Так опера Верди наделяется «русской» интонацией, и интонация эта во многом дидактичная:
Все то, что с Вами было,
Пусть огнем зажжет мои страницы.
Пусть об этом все узнают.
Станет им стыдно, —
утешает умирающую Виолетту писатель. Деятели русского театра, ставшего советским, продолжали ощущать себя воспитателями нравов.
Одновременно текст Инбер решал и проблему приобщения к опере Верди нового советского «зрителя-слушателя», для которого стало уже привычным социальное разоблачение чуждых классов, но остались абсолютно далекими перипетии судьбы куртизанки.
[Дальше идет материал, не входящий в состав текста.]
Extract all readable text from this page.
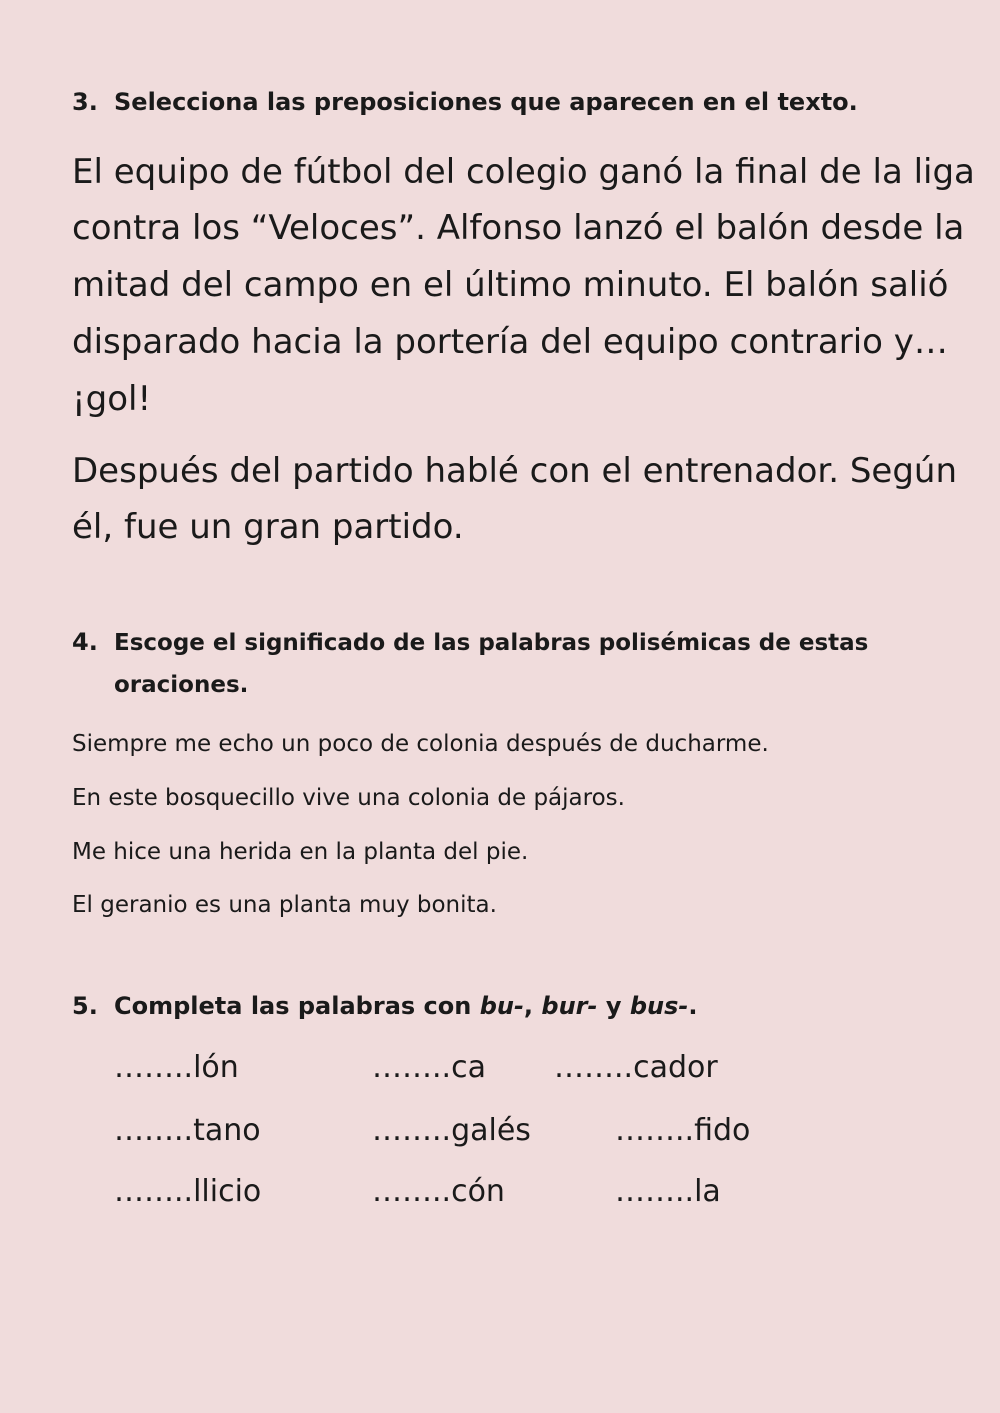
3. Selecciona las preposiciones que aparecen en el texto.
El equipo de fútbol del colegio ganó la final de la liga
contra los “Veloces”. Alfonso lanzó el balón desde la
mitad del campo en el último minuto. El balón salió
disparado hacia la portería del equipo contrario y…
¡gol!
Después del partido hablé con el entrenador. Según
él, fue un gran partido.
4. Escoge el significado de las palabras polisémicas de estas
oraciones.
Siempre me echo un poco de colonia después de ducharme.
En este bosquecillo vive una colonia de pájaros.
Me hice una herida en la planta del pie.
El geranio es una planta muy bonita.
5. Completa las palabras con bu-, bur- y bus-.
……..lón	……..ca ……..cador
……..tano	……..galés	……..fido
……..llicio	……..cón	……..la
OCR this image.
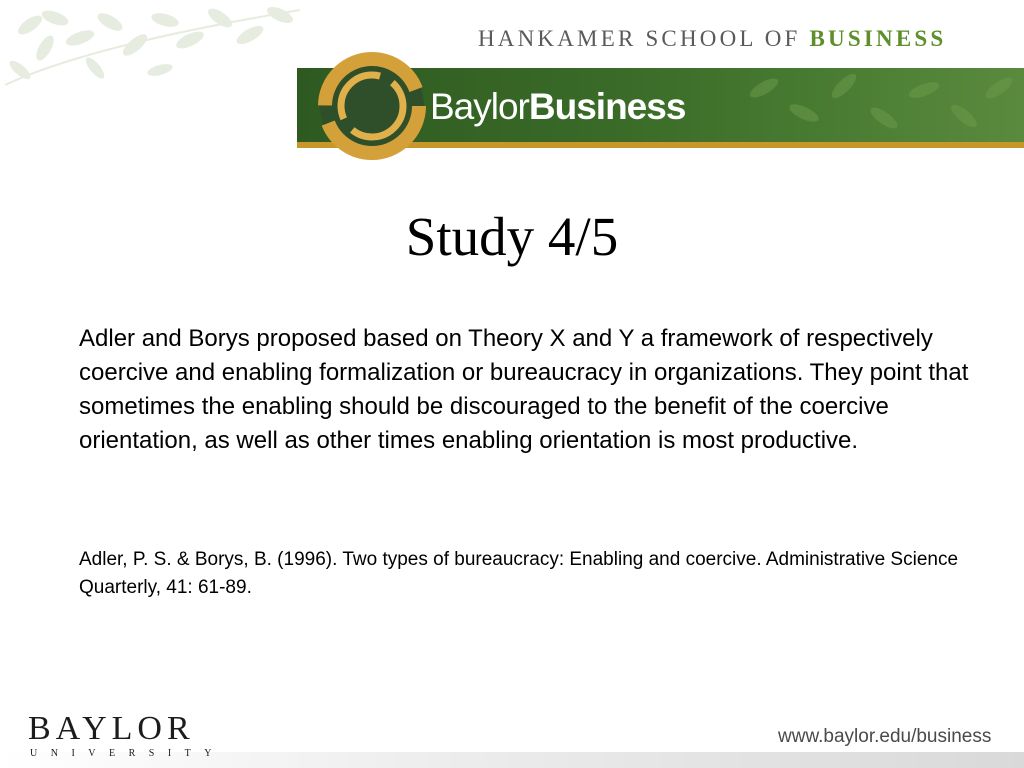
HANKAMER SCHOOL OF BUSINESS
BaylorBusiness
Study 4/5
Adler and Borys proposed based on Theory X and Y a framework of respectively coercive and enabling formalization or bureaucracy in organizations. They point that sometimes the enabling should be discouraged to the benefit of the coercive orientation, as well as other times enabling orientation is most productive.
Adler, P. S. & Borys, B. (1996). Two types of bureaucracy: Enabling and coercive. Administrative Science Quarterly, 41: 61-89.
BAYLOR
UNIVERSITY
www.baylor.edu/business
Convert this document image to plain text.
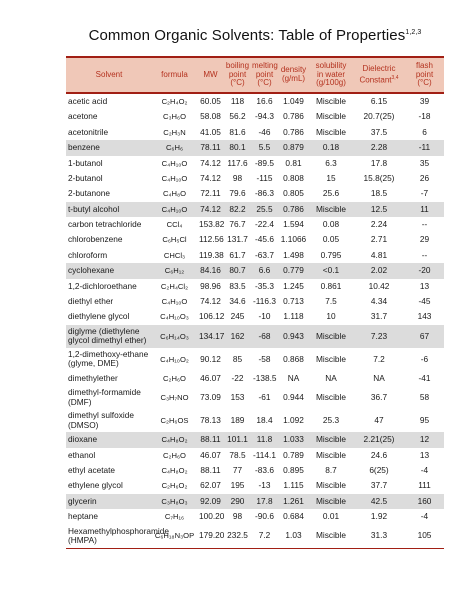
Common Organic Solvents: Table of Properties$^{1,2,3}$
Solvent	formula	MW	boiling
point
(°C)	melting
point
(°C)	density
(g/mL)	solubility
in water
(g/100g)	Dielectric
Constant$^{3,4}$	flash
point
(°C)
acetic acid	C₂H₄O₂	60.05	118	16.6	1.049	Miscible	6.15	39
acetone	C₃H₆O	58.08	56.2	-94.3	0.786	Miscible	20.7(25)	-18
acetonitrile	C₂H₃N	41.05	81.6	-46	0.786	Miscible	37.5	6
benzene	C₆H₆	78.11	80.1	5.5	0.879	0.18	2.28	-11
1-butanol	C₄H₁₀O	74.12	117.6	-89.5	0.81	6.3	17.8	35
2-butanol	C₄H₁₀O	74.12	98	-115	0.808	15	15.8(25)	26
2-butanone	C₄H₈O	72.11	79.6	-86.3	0.805	25.6	18.5	-7
t-butyl alcohol	C₄H₁₀O	74.12	82.2	25.5	0.786	Miscible	12.5	11
carbon tetrachloride	CCl₄	153.82	76.7	-22.4	1.594	0.08	2.24	--
chlorobenzene	C₆H₅Cl	112.56	131.7	-45.6	1.1066	0.05	2.71	29
chloroform	CHCl₃	119.38	61.7	-63.7	1.498	0.795	4.81	--
cyclohexane	C₆H₁₂	84.16	80.7	6.6	0.779	<0.1	2.02	-20
1,2-dichloroethane	C₂H₄Cl₂	98.96	83.5	-35.3	1.245	0.861	10.42	13
diethyl ether	C₄H₁₀O	74.12	34.6	-116.3	0.713	7.5	4.34	-45
diethylene glycol	C₄H₁₀O₃	106.12	245	-10	1.118	10	31.7	143
diglyme (diethylene glycol dimethyl ether)	C₆H₁₄O₃	134.17	162	-68	0.943	Miscible	7.23	67
1,2-dimethoxy-ethane (glyme, DME)	C₄H₁₀O₂	90.12	85	-58	0.868	Miscible	7.2	-6
dimethylether	C₂H₆O	46.07	-22	-138.5	NA	NA	NA	-41
dimethyl-formamide (DMF)	C₃H₇NO	73.09	153	-61	0.944	Miscible	36.7	58
dimethyl sulfoxide (DMSO)	C₂H₆OS	78.13	189	18.4	1.092	25.3	47	95
dioxane	C₄H₈O₂	88.11	101.1	11.8	1.033	Miscible	2.21(25)	12
ethanol	C₂H₆O	46.07	78.5	-114.1	0.789	Miscible	24.6	13
ethyl acetate	C₄H₈O₂	88.11	77	-83.6	0.895	8.7	6(25)	-4
ethylene glycol	C₂H₆O₂	62.07	195	-13	1.115	Miscible	37.7	111
glycerin	C₃H₈O₃	92.09	290	17.8	1.261	Miscible	42.5	160
heptane	C₇H₁₆	100.20	98	-90.6	0.684	0.01	1.92	-4
Hexamethylphosphoramide (HMPA)	C₆H₁₈N₃OP	179.20	232.5	7.2	1.03	Miscible	31.3	105
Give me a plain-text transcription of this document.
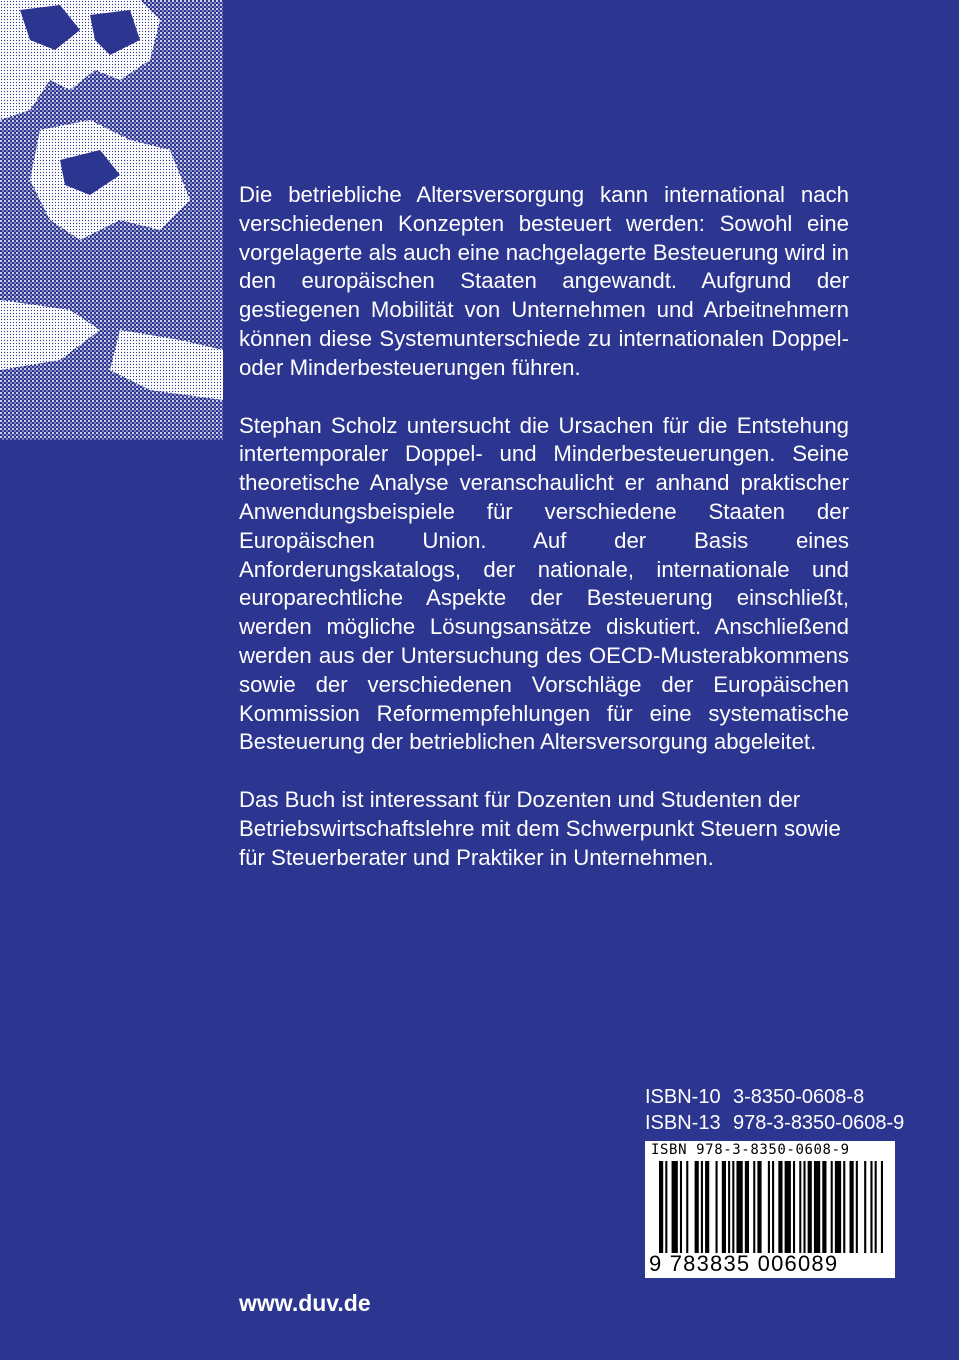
Die betriebliche Altersversorgung kann international nach verschiedenen Konzepten besteuert werden: Sowohl eine vorgelagerte als auch eine nachgelagerte Besteuerung wird in den europäischen Staaten angewandt. Aufgrund der gestiegenen Mobilität von Unternehmen und Arbeitnehmern können diese Systemunterschiede zu internationalen Doppel- oder Minderbesteuerungen führen.

Stephan Scholz untersucht die Ursachen für die Entstehung intertemporaler Doppel- und Minderbesteuerungen. Seine theoretische Analyse veranschaulicht er anhand praktischer Anwendungsbeispiele für verschiedene Staaten der Europäischen Union. Auf der Basis eines Anforderungskatalogs, der nationale, internationale und europarechtliche Aspekte der Besteuerung einschließt, werden mögliche Lösungsansätze diskutiert. Anschließend werden aus der Untersuchung des OECD-Musterabkommens sowie der verschiedenen Vorschläge der Europäischen Kommission Reformempfehlungen für eine systematische Besteuerung der betrieblichen Altersversorgung abgeleitet.

Das Buch ist interessant für Dozenten und Studenten der Betriebswirtschaftslehre mit dem Schwerpunkt Steuern sowie für Steuerberater und Praktiker in Unternehmen.

ISBN-10 3-8350-0608-8
ISBN-13 978-3-8350-0608-9
ISBN 978-3-8350-0608-9
9 783835 006089
www.duv.de
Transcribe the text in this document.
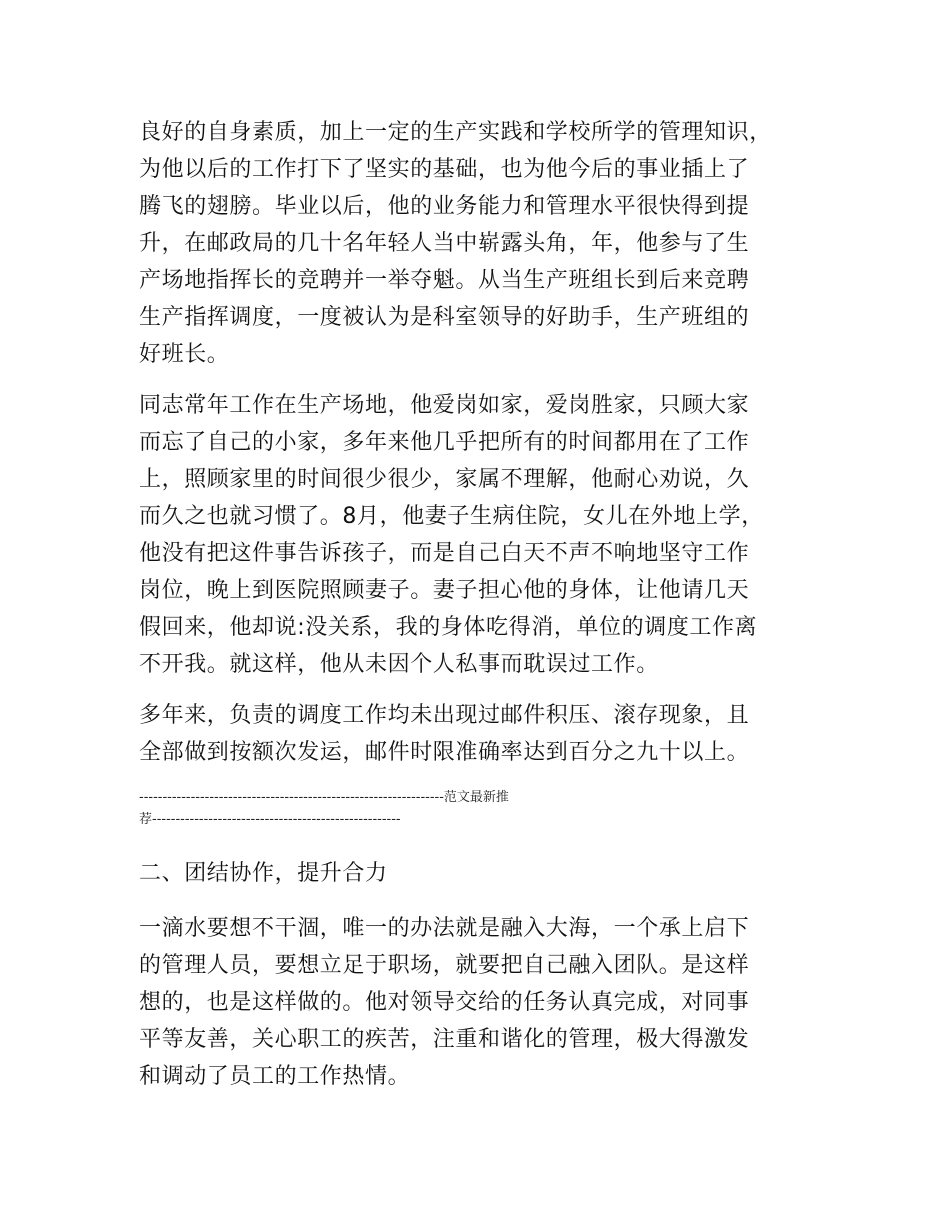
良好的自身素质，加上一定的生产实践和学校所学的管理知识，
为他以后的工作打下了坚实的基础，也为他今后的事业插上了
腾飞的翅膀。毕业以后，他的业务能力和管理水平很快得到提
升，在邮政局的几十名年轻人当中崭露头角，年，他参与了生
产场地指挥长的竞聘并一举夺魁。从当生产班组长到后来竞聘
生产指挥调度，一度被认为是科室领导的好助手，生产班组的
好班长。

同志常年工作在生产场地，他爱岗如家，爱岗胜家，只顾大家
而忘了自己的小家，多年来他几乎把所有的时间都用在了工作
上，照顾家里的时间很少很少，家属不理解，他耐心劝说，久
而久之也就习惯了。8月，他妻子生病住院，女儿在外地上学，
他没有把这件事告诉孩子，而是自己白天不声不响地坚守工作
岗位，晚上到医院照顾妻子。妻子担心他的身体，让他请几天
假回来，他却说:没关系，我的身体吃得消，单位的调度工作离
不开我。就这样，他从未因个人私事而耽误过工作。

多年来，负责的调度工作均未出现过邮件积压、滚存现象，且
全部做到按额次发运，邮件时限准确率达到百分之九十以上。

-----------------------------------------------------------------范文最新推
荐-----------------------------------------------------
二、团结协作，提升合力

一滴水要想不干涸，唯一的办法就是融入大海，一个承上启下
的管理人员，要想立足于职场，就要把自己融入团队。是这样
想的，也是这样做的。他对领导交给的任务认真完成，对同事
平等友善，关心职工的疾苦，注重和谐化的管理，极大得激发
和调动了员工的工作热情。
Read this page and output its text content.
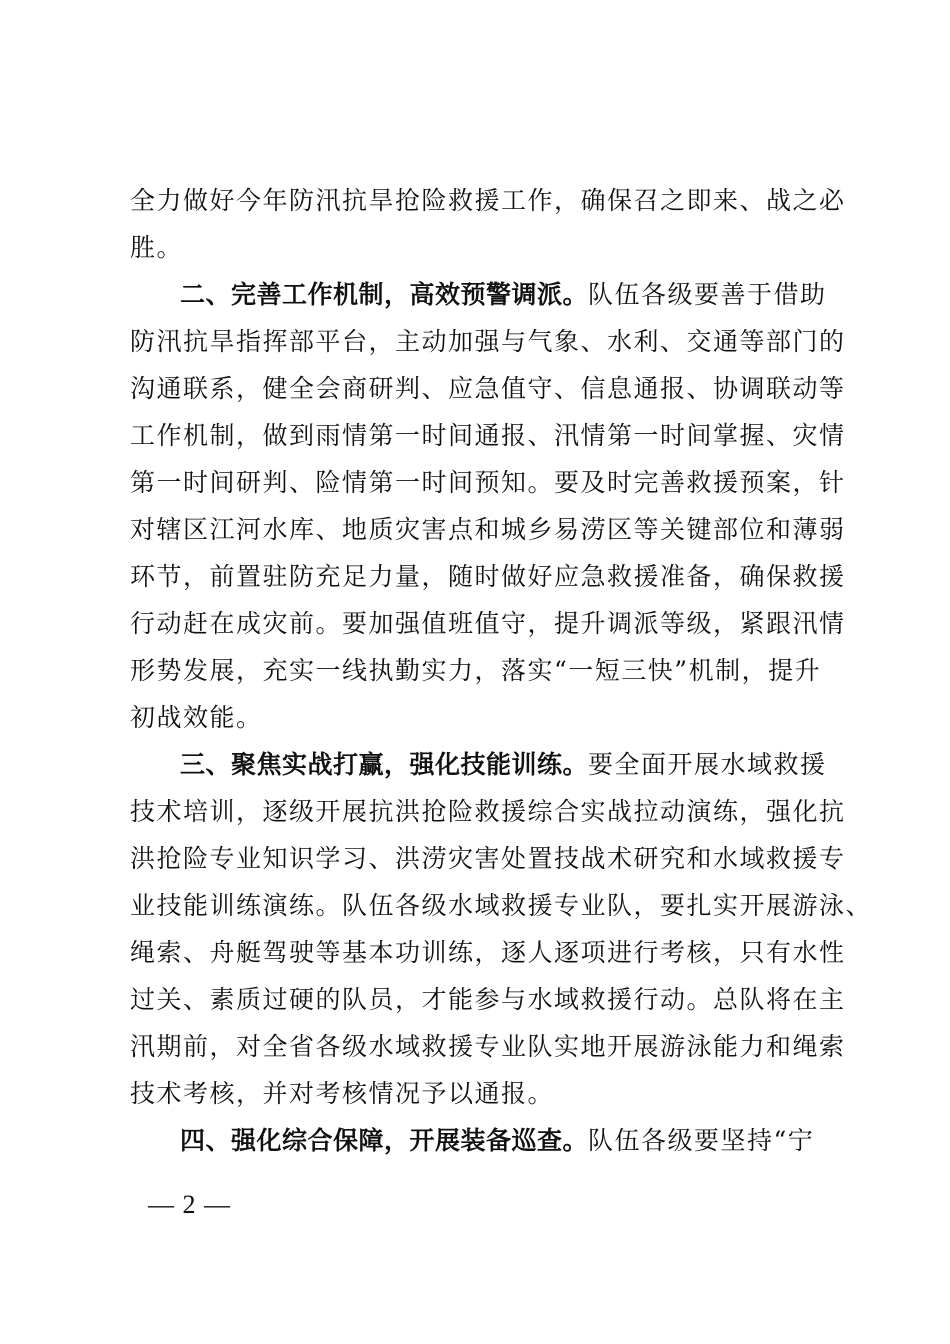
全力做好今年防汛抗旱抢险救援工作，确保召之即来、战之必
胜。
二、完善工作机制，高效预警调派。队伍各级要善于借助
防汛抗旱指挥部平台，主动加强与气象、水利、交通等部门的
沟通联系，健全会商研判、应急值守、信息通报、协调联动等
工作机制，做到雨情第一时间通报、汛情第一时间掌握、灾情
第一时间研判、险情第一时间预知。要及时完善救援预案，针
对辖区江河水库、地质灾害点和城乡易涝区等关键部位和薄弱
环节，前置驻防充足力量，随时做好应急救援准备，确保救援
行动赶在成灾前。要加强值班值守，提升调派等级，紧跟汛情
形势发展，充实一线执勤实力，落实“一短三快”机制，提升
初战效能。
三、聚焦实战打赢，强化技能训练。要全面开展水域救援
技术培训，逐级开展抗洪抢险救援综合实战拉动演练，强化抗
洪抢险专业知识学习、洪涝灾害处置技战术研究和水域救援专
业技能训练演练。队伍各级水域救援专业队，要扎实开展游泳、
绳索、舟艇驾驶等基本功训练，逐人逐项进行考核，只有水性
过关、素质过硬的队员，才能参与水域救援行动。总队将在主
汛期前，对全省各级水域救援专业队实地开展游泳能力和绳索
技术考核，并对考核情况予以通报。
四、强化综合保障，开展装备巡查。队伍各级要坚持“宁
— 2 —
Замена содержанки актрисой удачно решала важную проблему, наличие которой фиксировал, вспоминая постановку через десятилетия, Марков:
Судьба «падшей» куртизанки – определенная, во многом потерявшая силу и остроту, литературная традиция424.
И советская критика всячески поддерживала новый смысловой поворот старого сюжета:
Театр Немировича-Данченко из мещанской мелодрамы с благородным отцом, блудным сыном и невинным, но «падшим созданием», из материала «Дамы с камелиями» создал драму актрисы, имеющую много общего с драматургической концепцией «Талантов и поклонников» Островского425.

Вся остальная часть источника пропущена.